I always thought the further you are in debt when you die, the further ahead you got in life.  ;)

Samstag:

--- Quote from: hyiu on March 22, 2011, 01:24:39 pm ---as a simple example,
you mentioned index fund, so I picked the most obvious one... S&P500 ETF SPY...
if you buy S&P 500 ETF (SPY) on 2000 (10 yrs ago), you will be under water now, and no 5-7% return whatsoever...

--- End quote ---

If you cherry-pick the numbers you can make them say anything you want.  Using the value at open on 4/1/2001 ($116.3) it's up 10%, which is still a poor investment for such a long term, but a lot different from being under water.

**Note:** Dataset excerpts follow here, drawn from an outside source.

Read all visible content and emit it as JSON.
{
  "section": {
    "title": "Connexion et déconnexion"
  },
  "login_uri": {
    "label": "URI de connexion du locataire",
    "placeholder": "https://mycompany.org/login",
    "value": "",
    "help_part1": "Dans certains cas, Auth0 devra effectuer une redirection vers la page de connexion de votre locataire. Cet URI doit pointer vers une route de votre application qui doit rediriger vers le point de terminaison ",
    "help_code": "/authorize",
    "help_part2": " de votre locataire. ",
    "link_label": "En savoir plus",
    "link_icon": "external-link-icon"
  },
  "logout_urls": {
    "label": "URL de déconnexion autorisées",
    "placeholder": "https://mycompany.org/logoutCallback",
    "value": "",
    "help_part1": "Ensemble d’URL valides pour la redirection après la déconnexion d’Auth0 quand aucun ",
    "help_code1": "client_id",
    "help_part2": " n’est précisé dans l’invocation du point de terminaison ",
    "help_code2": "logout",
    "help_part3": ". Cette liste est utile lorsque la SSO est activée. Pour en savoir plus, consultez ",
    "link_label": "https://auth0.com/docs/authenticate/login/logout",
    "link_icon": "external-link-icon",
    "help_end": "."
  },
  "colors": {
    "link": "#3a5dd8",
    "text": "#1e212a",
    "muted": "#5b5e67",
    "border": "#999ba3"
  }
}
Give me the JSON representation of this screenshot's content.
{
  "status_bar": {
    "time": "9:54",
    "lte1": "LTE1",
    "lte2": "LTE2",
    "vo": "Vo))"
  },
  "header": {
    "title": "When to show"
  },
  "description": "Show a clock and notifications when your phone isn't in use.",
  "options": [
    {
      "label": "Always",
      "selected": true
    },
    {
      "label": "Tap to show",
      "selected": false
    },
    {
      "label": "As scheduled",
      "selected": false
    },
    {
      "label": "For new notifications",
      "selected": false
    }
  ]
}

I'd rather pick a time like November/December 2008 (around $85-$95) when I jumped on a weak market and dumped nearly all my "safe" investments for various mutual funds.  If I'd been paying down my mortgage instead of building up reserves I would have missed out on greater than 20% returns across the board.

Donkbaca:
You guys are forgetting about dividends...

Samstag:

--- Quote from: Donkbaca on March 22, 2011, 02:52:03 pm ---You guys are forgetting about dividends...

--- End quote ---

Are they a factor?  I don't have any investments that pay dividends in any significant amount. 

HaRuMaN:

--- Quote from: Samstag on March 22, 2011, 03:03:25 pm ---
--- Quote from: Donkbaca on March 22, 2011, 02:52:03 pm ---You guys are forgetting about dividends...

--- End quote ---

Are they a factor?  I don't have any investments that pay dividends in any significant amount. 

--- End quote ---

They can be...  I have some stock that pay dividends that I just reinvest right back into the stock.